Steve üzerindeki örtünün kayıp gittiğini hissederken bu seferde yastığının altına girdi. "Git başımdan!"
Tony sinirle soluyup yastığı da fırlatırken Steve'in başka bir şeyin altına girmesine izin vermeden üzerine çıktı. "Sana kahvaltı hazırladım, Dummy bile duygulandı be!"
Steve ellerini suratından çekip ona baktı. "Gerçekten mi?"
Tony başını sallarken Steve'in üzerinden kalktı. Steve direnmenin çözüm olmadığının farkındaydı. Ne de olsa Tony bunu yapmayı bu gece de isteyecekti. Sonra yarın gece, ondan sonraki gece ve ondan da sonraki gece... İşin utanç verici kısmı bunu Steve de istiyordu.
Onu sürüklemesine izin verdi. Ama masada gördüğü iki kaseden sonra buna pişman oldu.
"İki kaseye süt doldurup içine de gevrek mi koydun?" dedi kaşlarını çatarken. Bunun şaka olmasını diledi, ama Tony gayet ciddi görünüyordu.
Tony kocaman gülümseyip eline aldığı kaşığı Steve'in ağzına götürdü. "Beğendin mi?" dedi beklentiyle.
"Yapmak uğraştırmış olmalı."
Tony gülüp kaşığı geri bıraktıktan sonra Steve'i belinden tutarak kendine çekti. "İzin var mı?" dedi bakışlarını dudaklarına yönlendirirken.
Steve cevap olarak dudaklarını birleştirdi ve elleri Tony'nin saçlarını buldu.
Tony için her şey bundan daha mükemmel olamazdı. Steve için de öyleydi tabi ama.. evinden uzak olan da oydu.
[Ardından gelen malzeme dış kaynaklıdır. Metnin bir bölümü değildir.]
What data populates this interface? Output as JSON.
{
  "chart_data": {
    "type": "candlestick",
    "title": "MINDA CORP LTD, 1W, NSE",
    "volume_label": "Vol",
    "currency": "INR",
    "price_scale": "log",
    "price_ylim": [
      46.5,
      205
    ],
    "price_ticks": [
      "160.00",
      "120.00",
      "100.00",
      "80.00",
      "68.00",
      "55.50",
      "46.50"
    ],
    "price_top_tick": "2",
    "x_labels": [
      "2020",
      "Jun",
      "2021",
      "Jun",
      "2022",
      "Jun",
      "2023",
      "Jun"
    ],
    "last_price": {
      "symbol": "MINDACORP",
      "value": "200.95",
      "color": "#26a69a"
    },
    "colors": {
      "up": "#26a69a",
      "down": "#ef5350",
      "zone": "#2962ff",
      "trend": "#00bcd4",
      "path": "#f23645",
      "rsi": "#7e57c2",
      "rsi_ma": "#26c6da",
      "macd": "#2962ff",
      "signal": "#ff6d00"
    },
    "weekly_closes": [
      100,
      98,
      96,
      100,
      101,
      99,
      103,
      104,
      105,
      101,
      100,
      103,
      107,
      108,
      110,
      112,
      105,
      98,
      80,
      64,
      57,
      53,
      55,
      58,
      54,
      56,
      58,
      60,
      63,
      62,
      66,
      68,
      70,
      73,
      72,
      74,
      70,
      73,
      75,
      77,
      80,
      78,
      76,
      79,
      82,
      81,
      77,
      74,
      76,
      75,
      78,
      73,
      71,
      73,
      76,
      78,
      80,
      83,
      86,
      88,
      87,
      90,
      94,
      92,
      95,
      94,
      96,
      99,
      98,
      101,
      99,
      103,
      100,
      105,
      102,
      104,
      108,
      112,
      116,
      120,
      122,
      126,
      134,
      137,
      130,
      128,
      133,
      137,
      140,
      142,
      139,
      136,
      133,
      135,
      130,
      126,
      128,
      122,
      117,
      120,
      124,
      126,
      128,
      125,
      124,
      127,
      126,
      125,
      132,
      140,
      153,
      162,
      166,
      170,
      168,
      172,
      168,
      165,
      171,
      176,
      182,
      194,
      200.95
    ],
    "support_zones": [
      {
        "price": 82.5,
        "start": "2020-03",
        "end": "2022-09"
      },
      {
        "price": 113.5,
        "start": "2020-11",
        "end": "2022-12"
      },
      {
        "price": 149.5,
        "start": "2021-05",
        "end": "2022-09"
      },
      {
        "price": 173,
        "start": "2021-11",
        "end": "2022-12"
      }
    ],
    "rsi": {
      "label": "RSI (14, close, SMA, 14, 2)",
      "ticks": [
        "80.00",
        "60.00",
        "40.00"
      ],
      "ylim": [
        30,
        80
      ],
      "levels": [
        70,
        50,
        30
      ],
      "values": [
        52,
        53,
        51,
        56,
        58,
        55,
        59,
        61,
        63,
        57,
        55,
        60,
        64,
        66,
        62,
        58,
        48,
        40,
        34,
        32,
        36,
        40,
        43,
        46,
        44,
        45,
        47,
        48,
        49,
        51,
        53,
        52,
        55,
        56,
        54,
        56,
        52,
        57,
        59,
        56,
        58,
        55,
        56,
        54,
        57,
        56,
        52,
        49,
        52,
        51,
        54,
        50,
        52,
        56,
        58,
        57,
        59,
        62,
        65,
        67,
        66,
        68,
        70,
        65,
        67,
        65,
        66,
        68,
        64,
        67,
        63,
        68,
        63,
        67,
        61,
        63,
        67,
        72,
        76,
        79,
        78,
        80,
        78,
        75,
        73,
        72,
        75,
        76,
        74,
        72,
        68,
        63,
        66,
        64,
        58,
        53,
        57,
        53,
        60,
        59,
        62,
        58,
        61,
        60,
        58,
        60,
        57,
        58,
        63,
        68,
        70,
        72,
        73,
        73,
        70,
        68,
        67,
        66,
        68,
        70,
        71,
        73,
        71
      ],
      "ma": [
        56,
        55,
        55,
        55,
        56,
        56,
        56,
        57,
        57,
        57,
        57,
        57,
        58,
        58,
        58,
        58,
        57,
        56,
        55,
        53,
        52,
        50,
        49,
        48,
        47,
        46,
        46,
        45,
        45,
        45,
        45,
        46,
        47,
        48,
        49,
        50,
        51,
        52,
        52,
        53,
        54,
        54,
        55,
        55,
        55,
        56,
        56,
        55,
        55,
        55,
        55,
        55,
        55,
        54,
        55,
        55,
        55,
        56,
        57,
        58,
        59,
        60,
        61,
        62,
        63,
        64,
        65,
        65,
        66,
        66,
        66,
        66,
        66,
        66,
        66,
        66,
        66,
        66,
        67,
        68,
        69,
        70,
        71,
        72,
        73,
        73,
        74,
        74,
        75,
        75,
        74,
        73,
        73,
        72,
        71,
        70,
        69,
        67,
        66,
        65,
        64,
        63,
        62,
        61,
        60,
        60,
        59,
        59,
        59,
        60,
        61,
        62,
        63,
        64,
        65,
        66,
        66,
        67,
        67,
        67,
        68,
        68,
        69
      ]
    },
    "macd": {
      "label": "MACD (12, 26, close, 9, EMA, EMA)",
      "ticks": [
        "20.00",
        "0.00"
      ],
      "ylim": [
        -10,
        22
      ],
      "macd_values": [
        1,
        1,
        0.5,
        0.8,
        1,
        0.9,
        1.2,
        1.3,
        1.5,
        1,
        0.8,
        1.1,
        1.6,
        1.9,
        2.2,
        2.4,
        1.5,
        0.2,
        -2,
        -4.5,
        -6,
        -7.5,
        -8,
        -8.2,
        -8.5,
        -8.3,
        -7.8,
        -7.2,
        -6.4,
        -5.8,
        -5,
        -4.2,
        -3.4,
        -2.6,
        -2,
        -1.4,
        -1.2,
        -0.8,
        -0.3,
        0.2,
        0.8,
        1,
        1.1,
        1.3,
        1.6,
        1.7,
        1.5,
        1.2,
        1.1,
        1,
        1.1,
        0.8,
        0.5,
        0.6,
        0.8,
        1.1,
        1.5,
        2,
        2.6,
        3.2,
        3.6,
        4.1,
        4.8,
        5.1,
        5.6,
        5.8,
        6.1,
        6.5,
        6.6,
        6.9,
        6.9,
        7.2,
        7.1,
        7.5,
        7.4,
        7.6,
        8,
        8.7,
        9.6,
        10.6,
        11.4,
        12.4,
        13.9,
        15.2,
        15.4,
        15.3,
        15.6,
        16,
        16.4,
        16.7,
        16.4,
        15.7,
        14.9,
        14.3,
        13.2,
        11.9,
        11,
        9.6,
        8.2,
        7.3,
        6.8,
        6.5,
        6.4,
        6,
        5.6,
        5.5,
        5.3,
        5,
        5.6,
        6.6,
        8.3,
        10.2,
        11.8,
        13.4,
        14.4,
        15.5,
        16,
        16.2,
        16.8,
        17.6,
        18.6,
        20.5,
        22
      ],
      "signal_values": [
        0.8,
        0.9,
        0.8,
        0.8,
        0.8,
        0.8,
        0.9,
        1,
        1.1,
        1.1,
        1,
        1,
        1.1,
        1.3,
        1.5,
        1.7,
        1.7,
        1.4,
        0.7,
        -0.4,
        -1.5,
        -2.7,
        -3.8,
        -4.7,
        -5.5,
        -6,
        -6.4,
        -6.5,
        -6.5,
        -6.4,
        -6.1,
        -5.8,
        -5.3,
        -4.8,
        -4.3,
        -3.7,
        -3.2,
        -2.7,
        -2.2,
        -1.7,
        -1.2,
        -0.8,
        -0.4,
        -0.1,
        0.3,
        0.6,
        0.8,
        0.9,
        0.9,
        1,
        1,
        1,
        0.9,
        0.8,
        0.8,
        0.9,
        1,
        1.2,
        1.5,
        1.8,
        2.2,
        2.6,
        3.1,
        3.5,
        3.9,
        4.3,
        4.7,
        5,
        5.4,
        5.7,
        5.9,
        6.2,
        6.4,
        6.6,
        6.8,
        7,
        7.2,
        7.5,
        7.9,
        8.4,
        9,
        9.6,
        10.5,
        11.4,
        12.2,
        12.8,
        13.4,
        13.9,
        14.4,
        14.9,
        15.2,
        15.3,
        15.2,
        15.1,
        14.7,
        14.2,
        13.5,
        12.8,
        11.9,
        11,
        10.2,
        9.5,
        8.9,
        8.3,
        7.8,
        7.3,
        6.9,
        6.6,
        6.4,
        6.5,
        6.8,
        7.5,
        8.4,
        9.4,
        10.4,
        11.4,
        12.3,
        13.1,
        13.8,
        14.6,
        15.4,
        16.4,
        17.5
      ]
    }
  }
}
Daha doğrusu, her şeyden uzak.
Evini ve arkadaşlarını o kadar çok özlüyordu ki.. Tony de farkındaydı durumun. Steve için üzülüyordu. Ama elinden onun bu halini izlemek dışında hiçbir şey gelmiyordu.
Steve Tony'i çok seviyordu. Ama evinden uzak kalmak onun için işgence haline gelmişti artık, dayanması çok güçtü. Gün geçtikçe Tony'e, yeryüzüne ve hatta o aptal robota daha fazla alışırken evini de bir o kadar çok özlüyordu. İstese Tony gitmesine izin verirdi tabi, ama gitmek de istemiyordu. Evlerine ve aralarındaki ilişkiye fazla bağlanmıştı.
Yine de gitme isteğinin önüne geçmesine yeterli değildi.
Tony pijamalarını giydikten sonra yatağa, Steve'in yanına sokuldu. Eeemmm... şey.. Steve'i artık daha fazla arzuluyordu ama, Steve'in ruhani haline göre bunu dışa vurmazdı bazen. Şu an olduğu gibi, Steve pek mutlu değildi.
O geceden sonra birkaç kez daha birlikte olmuşlardı, ama bunları inanması güç olsa da Steve başlatmıştı. Tony de, inanması daha da güç, çekingendi. Onun kızmasından veya yanlış anlamasından korkuyordu.
Yine onu belinden kavrayıp kendine doğru çekip boynuna küçük bir öpücük kondurduktan sonra iyi geceler dilemişti.
Steve ona doğru döndükten sonra daha fazla yaklaşıp kollarını Tony'nin beline sardı.
Tony kaşlarını çatıp Steve'in çenesini kaldırdıktan sonra yanaklarındaki ıslaklığı daha net fark etti. "Ağlıyor musun sen?"